If he takes the motor out, it definatley won't start. There is a procedure for following these faults, if he hasnt gone near it with a fuel pressure guage and multimeter, take it elsewhere.
I posted this a while back for someone with the same problem. Worth a try. http://www.aus300zx.com/forum/showthread.php?p=761554#poststop
Try testing the ETS when cold and when hot for resistances. If the resistances do not change then replace the ETS. Or remove it and place the metal piece in hot water, test it that way.
Yeah, whatever it is called. CTS. I still call it a CHTS Mine has both a CHTS cylinder head temperature sensor and CTS (VG30DET's still kept with the CHTS for whatever reason and had to plug my coolant pipe with something lol. When one fails i'll plug the connector into the other one lol.
i have found in the hot weather the car starts ok but as soon as there is a cold night it wont start for ages still i have found that it has an exhaust leak could this be part of the problem
I know of 2 cars that have this problem and both have low compression on 2 cylinders, may just be coincidence, just something to think about.
Once you've checked /eliminated the fuel pressure regulator and dampner as others have suggested and where I would have also checked first, then investigate the air regulator. This controls the cold start function. Run a multimeter across the terminals, you are looking for 60-70 Ohms resistance. The fuel smell may be related to the fact that the ECU dumps fuel into all six cylinders when starting from cold so you can expect some fuel smell.
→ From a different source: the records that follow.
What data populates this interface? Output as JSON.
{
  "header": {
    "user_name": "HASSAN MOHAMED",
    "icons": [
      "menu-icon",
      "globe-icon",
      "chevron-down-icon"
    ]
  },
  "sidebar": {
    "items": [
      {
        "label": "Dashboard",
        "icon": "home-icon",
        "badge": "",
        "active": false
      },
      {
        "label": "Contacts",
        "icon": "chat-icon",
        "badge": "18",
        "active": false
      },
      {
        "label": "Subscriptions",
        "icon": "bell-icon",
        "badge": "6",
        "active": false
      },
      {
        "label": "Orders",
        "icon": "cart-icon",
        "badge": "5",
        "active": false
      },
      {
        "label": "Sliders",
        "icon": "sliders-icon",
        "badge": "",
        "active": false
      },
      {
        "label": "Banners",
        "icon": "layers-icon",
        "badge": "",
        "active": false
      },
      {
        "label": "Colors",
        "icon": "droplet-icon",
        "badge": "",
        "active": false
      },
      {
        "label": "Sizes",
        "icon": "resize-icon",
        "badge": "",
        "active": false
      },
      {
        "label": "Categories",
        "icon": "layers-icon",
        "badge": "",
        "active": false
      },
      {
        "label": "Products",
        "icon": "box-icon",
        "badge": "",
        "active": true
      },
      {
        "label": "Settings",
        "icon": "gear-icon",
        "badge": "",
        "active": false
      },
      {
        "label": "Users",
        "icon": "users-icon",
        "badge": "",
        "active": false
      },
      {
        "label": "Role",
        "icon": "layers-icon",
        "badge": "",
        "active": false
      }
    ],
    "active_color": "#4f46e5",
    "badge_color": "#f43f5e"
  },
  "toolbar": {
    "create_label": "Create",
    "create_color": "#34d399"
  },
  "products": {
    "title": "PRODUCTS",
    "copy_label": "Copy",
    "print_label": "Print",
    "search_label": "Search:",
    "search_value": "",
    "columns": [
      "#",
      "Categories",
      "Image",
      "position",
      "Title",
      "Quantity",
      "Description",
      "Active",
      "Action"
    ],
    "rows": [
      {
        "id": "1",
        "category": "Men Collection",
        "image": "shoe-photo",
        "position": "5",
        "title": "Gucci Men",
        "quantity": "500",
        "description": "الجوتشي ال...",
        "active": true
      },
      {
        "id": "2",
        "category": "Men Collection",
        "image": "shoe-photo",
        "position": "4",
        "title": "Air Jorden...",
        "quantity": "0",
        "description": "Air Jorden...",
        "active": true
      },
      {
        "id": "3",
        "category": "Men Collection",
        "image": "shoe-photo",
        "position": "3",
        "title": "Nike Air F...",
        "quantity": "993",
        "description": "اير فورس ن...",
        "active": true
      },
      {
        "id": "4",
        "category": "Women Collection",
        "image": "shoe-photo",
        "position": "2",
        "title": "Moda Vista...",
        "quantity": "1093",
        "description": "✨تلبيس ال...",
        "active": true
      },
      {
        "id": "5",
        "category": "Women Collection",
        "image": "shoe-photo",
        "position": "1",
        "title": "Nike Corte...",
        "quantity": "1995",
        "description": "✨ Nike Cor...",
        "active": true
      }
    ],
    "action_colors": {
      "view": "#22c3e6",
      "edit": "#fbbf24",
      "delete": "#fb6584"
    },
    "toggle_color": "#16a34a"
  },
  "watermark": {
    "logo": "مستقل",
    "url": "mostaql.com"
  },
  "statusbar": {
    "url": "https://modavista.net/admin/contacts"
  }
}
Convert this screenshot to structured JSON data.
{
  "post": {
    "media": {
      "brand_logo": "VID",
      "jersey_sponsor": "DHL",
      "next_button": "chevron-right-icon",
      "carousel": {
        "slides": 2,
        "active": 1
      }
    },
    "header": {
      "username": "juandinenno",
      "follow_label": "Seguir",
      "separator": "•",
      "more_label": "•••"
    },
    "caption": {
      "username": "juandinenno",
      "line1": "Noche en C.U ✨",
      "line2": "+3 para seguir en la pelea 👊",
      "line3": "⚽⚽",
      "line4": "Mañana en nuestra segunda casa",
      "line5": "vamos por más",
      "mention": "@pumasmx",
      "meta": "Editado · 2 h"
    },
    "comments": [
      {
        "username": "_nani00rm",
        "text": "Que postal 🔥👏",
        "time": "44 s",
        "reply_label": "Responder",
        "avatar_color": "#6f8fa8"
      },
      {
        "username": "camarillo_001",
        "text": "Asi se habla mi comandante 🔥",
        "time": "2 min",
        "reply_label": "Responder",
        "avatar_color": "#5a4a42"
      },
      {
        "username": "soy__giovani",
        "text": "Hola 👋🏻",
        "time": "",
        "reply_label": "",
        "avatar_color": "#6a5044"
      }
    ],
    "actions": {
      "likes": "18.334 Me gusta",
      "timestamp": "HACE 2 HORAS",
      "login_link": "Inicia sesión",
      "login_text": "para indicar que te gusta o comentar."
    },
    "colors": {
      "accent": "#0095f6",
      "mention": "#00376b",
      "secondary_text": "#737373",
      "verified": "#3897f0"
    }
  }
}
i have found that cylinder 5 seems to not b firing if i had low compression would disconnecting the connector to the coil make it run any diff as when i do this there seems to be no change not sure if this could be because of low compression
Best to always eliminate the cheaper easier causes before you rip into the engine. There would appear to be plenty of other things to try before an engine rebuild... You need a baseline. Trying too many things at once can confuse. It also could be a combination of things which you won't identify if you change too many things. Go back to the basics ... Lack of fuel and or spark are the usual suspects. Things to check off: FPR dampner air regulator fuel pump control unit fuel injector(s) leaking wiring etc ... Don't be discouraged, these sorts of problems are common and are always fixed eventually. A systematic approach starting with the cheapest/simplest fixes first is encouraged.